Elevation of circulating TGF-β1 levels in IPH. The serum TGF-β1 and BMP7 levels of 66 samples obtained from 57 patients with idiopathic portal hypertension (IPH), 16 healthy volunteers, and 19 patients with chronic viral hepatitis/liver cirrhosis (CVH/LC) were determined using an enzyme-linked immunosorbent assay. Serum obtained from IPH patients contained a significantly high level of TGF-β1 when compared with that of healthy controls and CVH/LC (A), while the serum BMP7 level in patients with CVH/LC showed a significant increase compared with those of the other two groups (B).
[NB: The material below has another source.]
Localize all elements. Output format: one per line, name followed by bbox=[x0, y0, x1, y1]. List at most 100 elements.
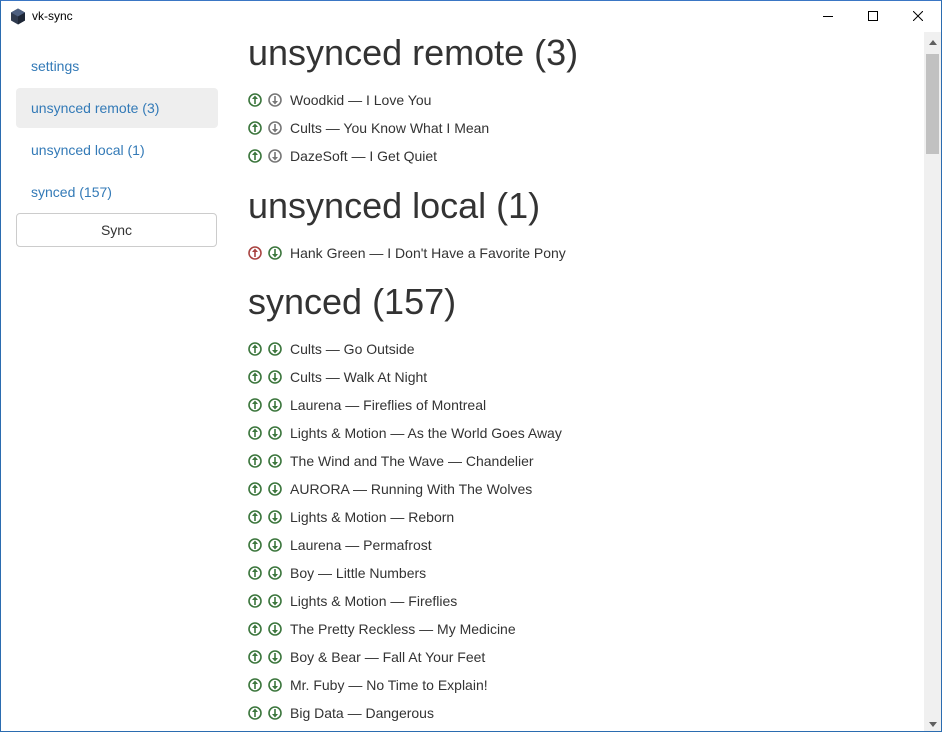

When the serum TGF-β1 level was plotted against the serum BMP7 level for all cases examined, a significant inverse correlation was observed between them (C). *P < 0.01; **P < 0.05.

Figure 7

Proposed mechanism of the portal venous stenosis of IPH. TGF-β1 induces endothelial to mesenchymal transition (EndMT) of endothelial cells of peripheral portal vein of idiopathic portal hypertension (IPH). Endothelial cells acquire myofibroblastic features via Smad activation, and produce extracellular matrix molecules including collagen. Collagen depositions in peripheral portal tracts compress the portal veins, resulting in portal venous stenosis and presinusoidal portal hypertension. BMP7 may act as an inhibitor of EndMT by antagonizing the effects of TGF-β1.